Businesses: Avoid Microsoft’s Azure Screen Of Death
No one seems to have been hurt by Microsoft’s Windows Azure cock-up. Peter Judge thinks maybe that’s because no one is using it
Microsoft‘s many regrets about Windows Azure must surely include the name. A word used to describe the blue of s summer sky might have seemed a good one for a cloud service, but as the service failed again last week, it was also a gift for headline writers.
Today, the Internet is full of mentions of the Blue Sky of Death, the Azure Screen of Death and other references to the Blue Screen of Death which plagued Windows users every time the operating system failed. The BSOD is now thankfully a rare occurence, but it always carried with it a suspicion of incompetent programming. And that taint clearly afflicts windows Azure: this clumsy failure follows an equally inept foul-up last year, when the service failed to take the Leap Year into account.
Trustworthy computing?
It doesn’t help that Microsoft has been basing campaigns on the reliability of Windows Azure. It also doesn’t help that when spokesperson Adrienne Hall peeped above the parapet – just long enough to fob off customers with a couple of sentences of flannel – her job title turned out to be the general manager of Microsoft Trustworthy Computing.
It is early days, of course. Microsoft’s response to the Leap Year cock-up, when it eventually appeared, was exemplary for its thoroughness. This time round, it will have to be equally honest, as well as including some actual apologies to customers hit by the failure, as well as an explanation of what it will do differently, and why we should believe its promises of reliability in the future.
If nothing else, Microsoft will have to explain the fact, pointed out on The Register’s Sysadmin blog, that Microsoft’s Windows Server 2012 includes robust and powerful tools to automate the very task which Microsoft failed at. The operating system includes a feature called Centralised SSL Certificate Management (CSC), which can direct a “symphony of re-validation” on the most complex network of servers.
It is possible that Microsoft was not using its own tools here.
However, there is one striking fact about this failure – so far I have not seen any major customer complaining about it.
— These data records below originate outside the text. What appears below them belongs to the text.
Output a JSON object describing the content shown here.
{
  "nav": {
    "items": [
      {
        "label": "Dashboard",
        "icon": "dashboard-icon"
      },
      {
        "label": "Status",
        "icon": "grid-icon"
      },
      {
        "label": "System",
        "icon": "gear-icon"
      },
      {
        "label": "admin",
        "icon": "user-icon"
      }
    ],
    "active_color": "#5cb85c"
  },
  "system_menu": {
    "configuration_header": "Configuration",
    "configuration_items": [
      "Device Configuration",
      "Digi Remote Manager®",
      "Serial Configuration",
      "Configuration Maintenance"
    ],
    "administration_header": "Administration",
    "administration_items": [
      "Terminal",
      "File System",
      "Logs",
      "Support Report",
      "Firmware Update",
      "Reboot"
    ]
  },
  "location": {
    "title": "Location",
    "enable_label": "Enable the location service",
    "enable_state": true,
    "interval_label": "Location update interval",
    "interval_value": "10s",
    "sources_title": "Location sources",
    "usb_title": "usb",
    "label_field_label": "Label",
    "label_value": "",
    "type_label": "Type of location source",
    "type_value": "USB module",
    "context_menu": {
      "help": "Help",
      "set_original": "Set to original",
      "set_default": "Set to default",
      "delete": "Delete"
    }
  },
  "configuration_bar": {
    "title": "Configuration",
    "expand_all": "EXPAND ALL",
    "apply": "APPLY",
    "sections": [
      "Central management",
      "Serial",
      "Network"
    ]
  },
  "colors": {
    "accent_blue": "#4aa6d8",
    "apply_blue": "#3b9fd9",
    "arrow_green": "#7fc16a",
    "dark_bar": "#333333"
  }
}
Last year, some eager beavers had put part of the UK’s government G-cloud on Azure and complained as it was rendered unusable.
This time round, we have not heard any major users actually inconvenienced by live apps on Azure. This is despite Microsoft’s claims that many large organisations are running business-critical systems on Azure.
We rang EasyJet, a flagship Azure customer, and its spokespeople were unaware of any outages caused by the Azure failure. They have promised to get back to us if they can find any more details.
There are two obvious conclusions to draw from all this.
1. No one much is actually using Azure for real business critical workloads.
2. If you are, given Microsoft’s apparently accident-prone nature, you probably shouldn’t be.